The Dublin-based drug sells opening treatment of Alzheimer’s, Parkinson’s, and cardiovascular disease to the market.

An Irish company that develops treatments for inflammatory diseases, a collaboration between Trinity College Dublin and the University of Queensland, has been sold for an up-front payment of $446m (€380m) from Roche, plus additional payments based on the achievement of certain milestones.

Inflazome, founded in 2016 following a research collaboration between the University of Queensland and Trinity College, has been sold for $446 million. The sale of this Dublin-based company marks a sevenfold return for venture capital investors who have pumped €55 million into the business.

The company is developing drugs to address clinical unmet needs in inflammatory diseases by targeting inflammasomes, which are understood to drive many chronic inflammatory conditions. The acquisition gives Roche full rights to Inflazome’s portfolio of inflammasome inhibitors.

Professor Luke O’Neill, Co-Founder of Inflazome, said the sale marked a great day for the company.

“Roche can now take out drugs and bring it to the clinic which is tremendously exciting. We’re talking about Alzheimer‘s, Parkinson’s, Cardiovascular disease- all these inflammatory diseases seem to involve one thing that goes wrong in your body.

“We have a drug that can correct it so it’s a great day for the company.”

UQ Vice-Chancellor and President Professor Deborah Terry AO welcomed the acquisition and congratulated those involved.

“This is an outstanding outcome for the company, both universities, the researchers, and the investors.

“Now more than ever, the value of research translation to support the recovery of our economies cannot be understated. This deal reinforces the importance of research collaboration and shows what can be achieved through commercialization.”

Trinity College Dublin Provost Dr.
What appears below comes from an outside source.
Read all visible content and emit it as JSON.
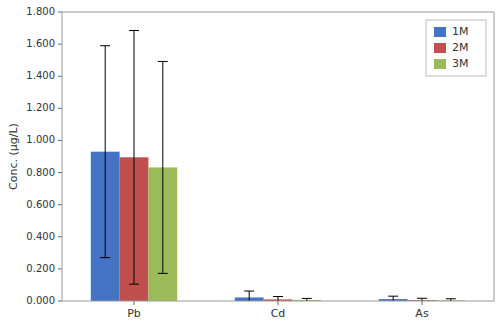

Patrick Prendergast added his congratulations. “This is wonderful news, first and foremost for the many people across the world with diseases like Parkinson’s who stand to benefit from these discoveries.

“It is also a boost for the Irish scientific community and for Trinity College Dublin, where the ideas originated that led to the collaboration with UQ and the subsequent foundation of Inflazome. “Investigator-led research drives the innovation economy and this news offers tangible evidence of its importance and also what can be achieved through partnership. We congratulate all the researchers involved for their tireless commitment to discovery and innovation and for making a real difference in society.”

In a joint statement, UniQuest CEO Dr. Dean Moss and Trinity Research and Innovation Director Leonard Hobbs said the deal echoed global market confidence in the quality of research at Trinity and UQ.

“This is one of the largest Australian and Irish biotech deals and follows the company’s Series B capital raise of A$63 million in 2018. It’s wonderful to see it eventuate, bringing much-needed treatment options a step closer to reality.

Two of the company’s drug candidates are in clinical trials for the treatment of debilitating conditions such as cardiovascular disease, arthritis, and neurodegenerative diseases such as Parkinson’s, Alzheimer’s, and motor neuron disease.”

The IP behind Inflazome’s drug candidates is based on a research partnership between Professor Matt Cooper, Professor Kate Schroder, Dr Rebecca Coll and Dr Avril Robertson from UQ’s Institute for Molecular Bioscience and Professor Luke O’Neill from Trinity College Dublin. Inflazome is supported by a syndicate of investors, including Novartis Venture Fund and Fountain Healthcare Partners, Longitude Capital and Forbion.